Chess features 32 pieces, with black and white battling on a 64-space board, each player striving to trap and capture the other’s king to win. It takes strategy and thinking ahead to anticipate an opponent’s future moves. "Queen’s Gambit" viewers may not have realized chess could be so intense and exciting, Bellon says.

The show’s popularity has spurred adults to embrace chess sets as holiday gifts, Turner says. His stock is very low. "I've been trying to reorder with as many places as possible."

An uptick in the interest in chess began with the pandemic, when people were stuck home looking for things to entertain themselves, says Nick Barton, director of business development for Chess.com, a worldwide online platform where players face off with others virtually, similar to the way players battle in Words With Friends.

RECORDS SMASHED

"The last weekend of March, we added 55,000 members in a single day. That was a record in company history," Barton says. That record was smashed after "The Queen’s Gambit" aired, when closer to 130,000 people began joining per day, he says. "Almost every day in November was a new record of people joining Chess.com. We thought it was going to taper off already, but it hasn’t happened."

Zachary Mezzo, 21, of Mineola, plays a Zoom match with...

Zachary Mezzo, 21, of Mineola, plays a Zoom match with the help of a chess instructor. Credit: Zachary Mezzo

Zachary Mezzo, 21, of Mineola, followed that trajectory. "I learned how to play when I was really young," says the New York University senior, who is studying music composition. "Then when the pandemic started, I really got back into playing more. When the Long Island Chess Club reopened, I wanted to try playing in some real competitive games. I was really excited when ‘The Queen’s Gambit’ came out, because it was getting chess into the mainstream. I was seeing more of my friends become interested in something I really cared about."
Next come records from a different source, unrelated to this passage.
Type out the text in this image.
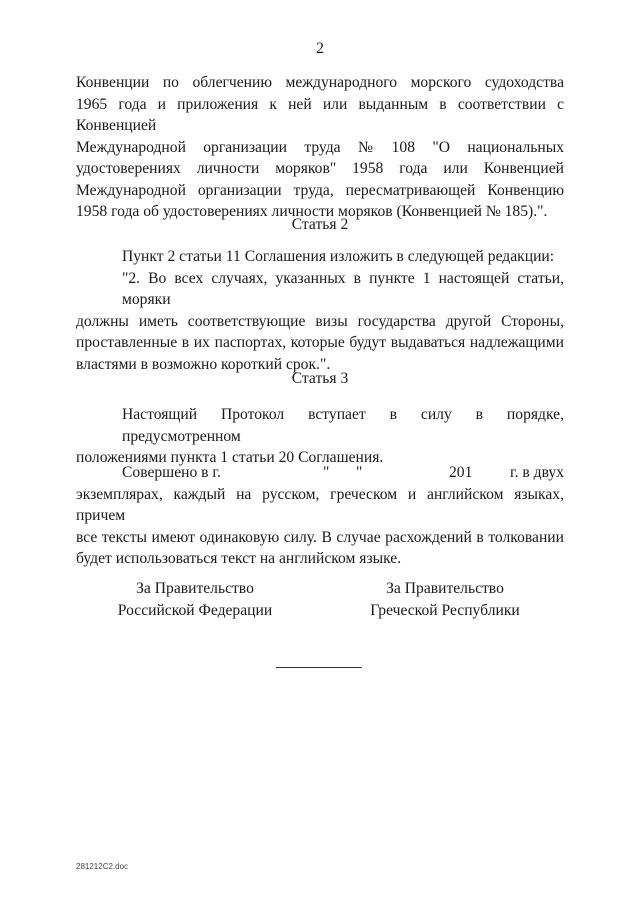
2
Конвенции по облегчению международного морского судоходства
1965 года и приложения к ней или выданным в соответствии с Конвенцией
Международной организации труда № 108 "О национальных
удостоверениях личности моряков" 1958 года или Конвенцией
Международной организации труда, пересматривающей Конвенцию
1958 года об удостоверениях личности моряков (Конвенцией № 185).".
Статья 2
Пункт 2 статьи 11 Соглашения изложить в следующей редакции:
"2. Во всех случаях, указанных в пункте 1 настоящей статьи, моряки
должны иметь соответствующие визы государства другой Стороны,
проставленные в их паспортах, которые будут выдаваться надлежащими
властями в возможно короткий срок.".
Статья 3
Настоящий Протокол вступает в силу в порядке, предусмотренном
положениями пункта 1 статьи 20 Соглашения.
Совершено в г.	" "	201 г. в двух
экземплярах, каждый на русском, греческом и английском языках, причем
все тексты имеют одинаковую силу. В случае расхождений в толковании
будет использоваться текст на английском языке.
За Правительство
Российской Федерации
За Правительство
Греческой Республики
281212C2.doc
Neil Goldberg, owner of Main Street Board Game Café in Huntington, says he didn’t understand why he was suddenly getting so many calls asking about whether he carried chess sets until his wife put two and two together. And when customers come in to play games in person at the cafe, he notices more of them choosing to play chess. He’s increased his inventory. "They’re starting to move at a much higher rate," he says of chess sets.
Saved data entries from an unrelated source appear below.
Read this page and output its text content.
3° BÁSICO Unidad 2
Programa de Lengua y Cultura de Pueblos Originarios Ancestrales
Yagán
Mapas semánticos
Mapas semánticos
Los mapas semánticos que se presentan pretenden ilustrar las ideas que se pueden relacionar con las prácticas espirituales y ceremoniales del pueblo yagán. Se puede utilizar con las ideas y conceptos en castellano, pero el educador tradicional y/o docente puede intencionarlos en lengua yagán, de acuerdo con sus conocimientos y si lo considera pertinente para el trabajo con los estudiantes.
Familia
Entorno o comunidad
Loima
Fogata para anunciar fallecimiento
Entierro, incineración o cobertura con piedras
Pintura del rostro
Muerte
According to the Port Washington-based NPD Group, sales of chess sets jumped 87% in the United States in the three weeks following "The Queen’s Gambit" debut, and chess book sales rose 603%.
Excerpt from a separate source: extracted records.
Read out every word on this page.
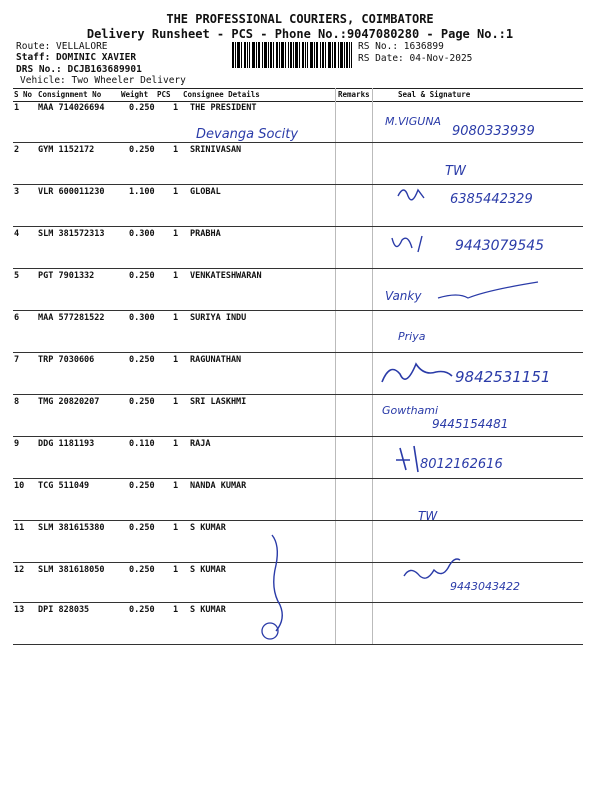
THE PROFESSIONAL COURIERS, COIMBATORE
Delivery Runsheet - PCS - Phone No.:9047080280 - Page No.:1
Route: VELLALORE
Staff: DOMINIC XAVIER
DRS No.: DCJB163689901
Vehicle: Two Wheeler Delivery
RS No.: 1636899
RS Date: 04-Nov-2025
S No Consignment No	Weight PCS Consignee Details	Remarks	Seal & Signature
1 MAA 714026694	0.250 1 THE PRESIDENT
2 GYM 1152172	0.250 1 SRINIVASAN
3 VLR 600011230	1.100 1 GLOBAL
4 SLM 381572313	0.300 1 PRABHA
5 PGT 7901332	0.250 1 VENKATESHWARAN
6 MAA 577281522	0.300 1 SURIYA INDU
7 TRP 7030606	0.250 1 RAGUNATHAN
8 TMG 20820207	0.250 1 SRI LASKHMI
9 DDG 1181193	0.110 1 RAJA
10 TCG 511049	0.250 1 NANDA KUMAR
11 SLM 381615380	0.250 1 S KUMAR
12 SLM 381618050	0.250 1 S KUMAR
13 DPI 828035	0.250 1 S KUMAR
Devanga Socity
M.VIGUNA
9080333939
TW
6385442329
9443079545
Vanky
Priya
9842531151
Gowthami
9445154481
8012162616
TW
9443043422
YOUNG ADULTS SHOW INTEREST

The Long Island Chess Club has a 400-member Facebook page, and "I’ve been getting more requests in the past two months than in the past year," Bellon says. "They’re asking ‘What do I need to join? How do I join the U.S. Chess Federation? How long are tournaments?" And, while he's gotten more women asking questions about the game than ever before, he says that chess remains a male-dominated pursuit. Chess.com's Barton says that his site has seen an increase in the number of women playing since "The Queen's Gambit," with about one-third of new players during the first week of December being female, the highest the site has ever seen. "Typically it's hovering around 25%," he says of the numbers before the show aired.

Daniel Delacruz, 39, an ice-cream maker from South Jamesport, is a high-level chess player. He says the renewed interest in chess has made him want to take it more seriously, so he's studying so he can offer more value to adults who pay him $35 an hour for online lessons.

Though "The Queen’s Gambit" is geared to adults, the interest spurred by it has spilled over into the children’s chess world, Barton says. Chess.com’s sister site chesskid.com has seen a similar spike in interest, he says. "Parents are looking for something for kids to engage with. They’re fine with their kids being addicted to video games when that game is chess."

Young adults such as Mezzo are also being enticed, in part because of expert players streaming their games on sites such as Twitch.com and YouTube, Barton and Mezzo both say. "Chess was primed for a moment like this," Barton says.